Guitarist-vocalist Anton Newcombe, whose gruff and melodic delivery is alternately comparable to that of Ray Davies, Keith Richards and Bob Dylan, is the songwriter and leader of the low-key psychedelic band, though he performs with little fanfare at the far right side of the stage.
Scruffy tambourine player Joel Gion (whose abundant sideburns have to be seen to be appreciated) stood front and center of the group (which adds a couple players for live perfs), stoically playing his simple instrument as if his were the musical lead, all the while distracting the listener from what was occasionally indistinct faux Brit-pop with his off-handed comedic manner.

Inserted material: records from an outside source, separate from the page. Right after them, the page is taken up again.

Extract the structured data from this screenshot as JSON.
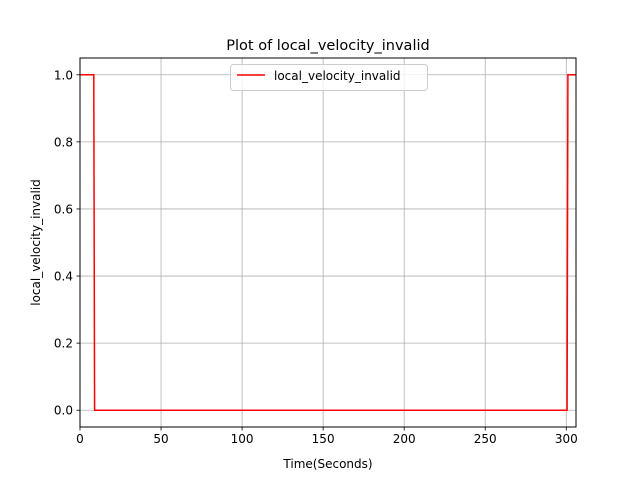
{
  "chart_data": {
    "type": "line",
    "title": "Plot of local_velocity_invalid",
    "xlabel": "Time(Seconds)",
    "ylabel": "local_velocity_invalid",
    "xlim": [
      0,
      306
    ],
    "ylim": [
      -0.05,
      1.05
    ],
    "xticks": [
      0,
      50,
      100,
      150,
      200,
      250,
      300
    ],
    "xtick_labels": [
      "0",
      "50",
      "100",
      "150",
      "200",
      "250",
      "300"
    ],
    "yticks": [
      0.0,
      0.2,
      0.4,
      0.6,
      0.8,
      1.0
    ],
    "ytick_labels": [
      "0.0",
      "0.2",
      "0.4",
      "0.6",
      "0.8",
      "1.0"
    ],
    "grid": true,
    "legend_position": "top-center",
    "series": [
      {
        "name": "local_velocity_invalid",
        "color": "#ff0000",
        "step": true,
        "x": [
          0,
          8.5,
          9,
          300.5,
          301,
          306
        ],
        "y": [
          1,
          1,
          0,
          0,
          1,
          1
        ]
      }
    ]
  }
}
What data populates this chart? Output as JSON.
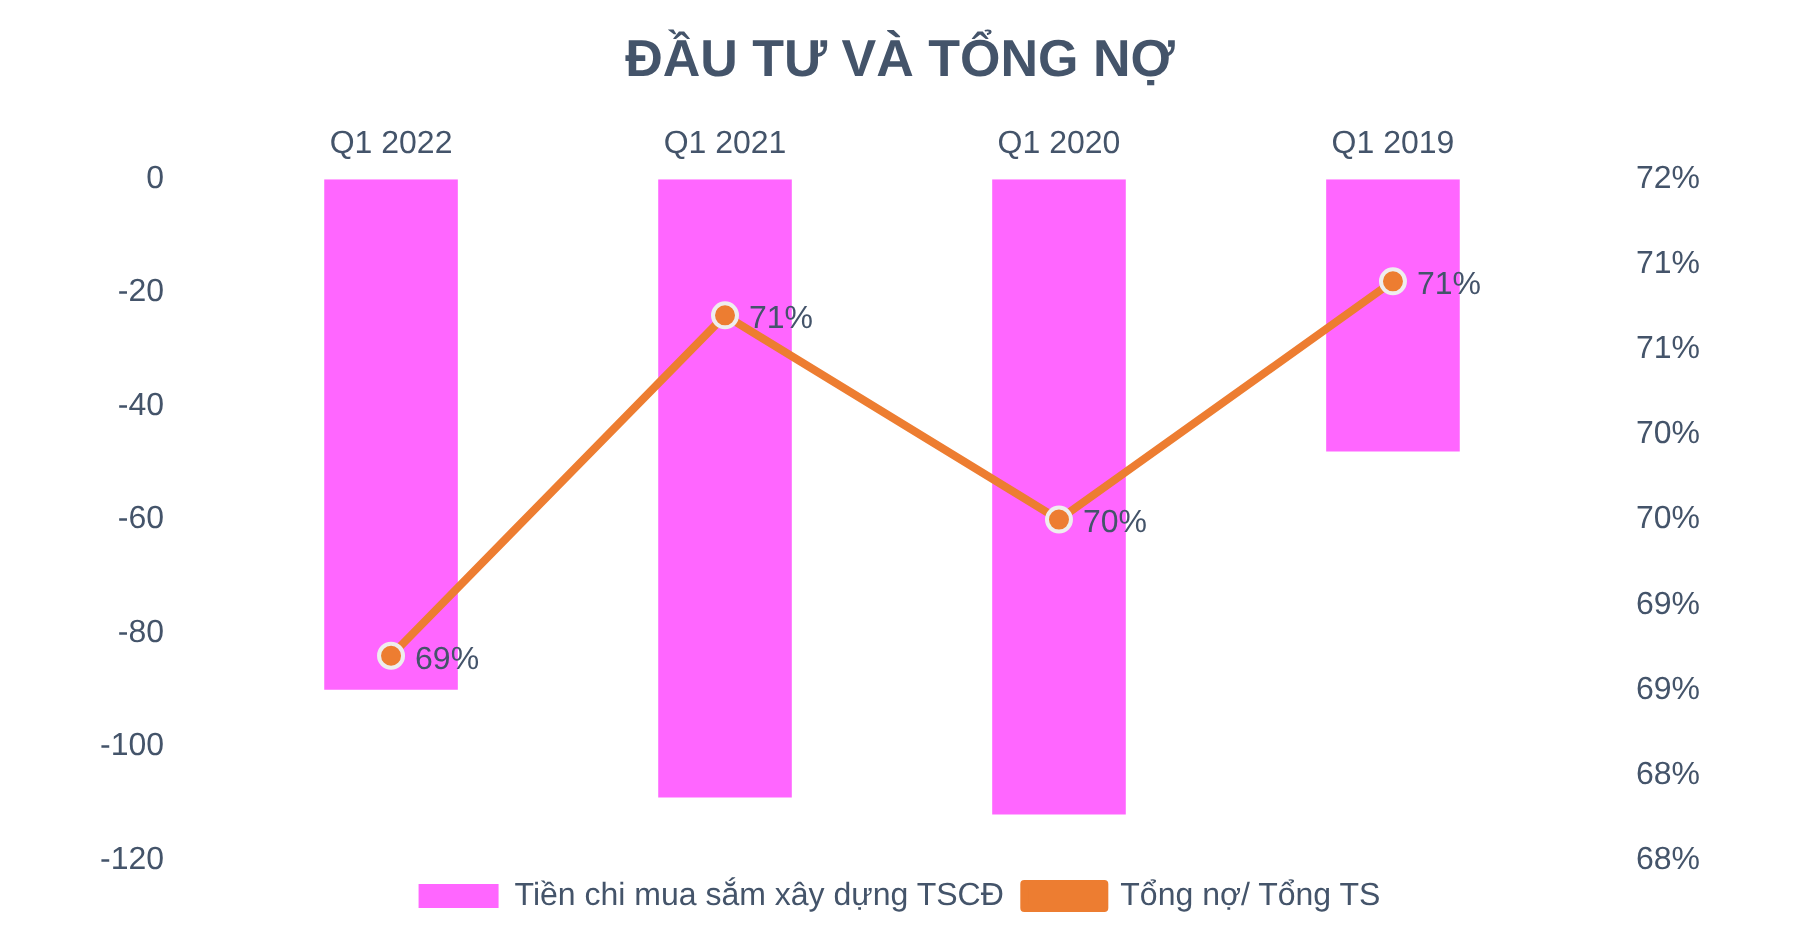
{
  "chart_data": {
    "type": "bar",
    "title": "ĐẦU TƯ VÀ TỔNG NỢ",
    "categories": [
      "Q1 2022",
      "Q1 2021",
      "Q1 2020",
      "Q1 2019"
    ],
    "series": [
      {
        "name": "Tiền chi mua sắm xây dựng TSCĐ",
        "color": "#ff66ff",
        "values": [
          -90,
          -109,
          -112,
          -48
        ]
      },
      {
        "name": "Tổng nợ/ Tổng TS",
        "type": "line",
        "axis": "y2",
        "color": "#ed7d31",
        "values": [
          69.2,
          71.2,
          70.0,
          71.4
        ],
        "value_labels": [
          "69%",
          "71%",
          "70%",
          "71%"
        ]
      }
    ],
    "ylim": [
      -120,
      0
    ],
    "yticks": [
      0,
      -20,
      -40,
      -60,
      -80,
      -100,
      -120
    ],
    "y2lim": [
      68,
      72
    ],
    "y2ticks": [
      {
        "value": 72,
        "label": "72%"
      },
      {
        "value": 71.5,
        "label": "71%"
      },
      {
        "value": 71,
        "label": "71%"
      },
      {
        "value": 70.5,
        "label": "70%"
      },
      {
        "value": 70,
        "label": "70%"
      },
      {
        "value": 69.5,
        "label": "69%"
      },
      {
        "value": 69,
        "label": "69%"
      },
      {
        "value": 68.5,
        "label": "68%"
      },
      {
        "value": 68,
        "label": "68%"
      }
    ],
    "marker": "circle",
    "grid": false,
    "legend": "bottom"
  }
}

At the almost-full Troubadour, the band which has released a half-dozen mostly obscure albums in the past three years, was most engaging when its slow, poppy songs of heartache and other human frailties, many taken from its new “Strung out in Heaven” (TVT) album, drifted into thick and intense guitar excursions featuring as many as four of the instruments. It created an impressive and unusual wall of sound.
There was very little positive energy evident between the players, or between the band and the audience, though, and once Gion lost his tambourine and began shoving his bandmates out of boredom, the players all seemed to lose their focus.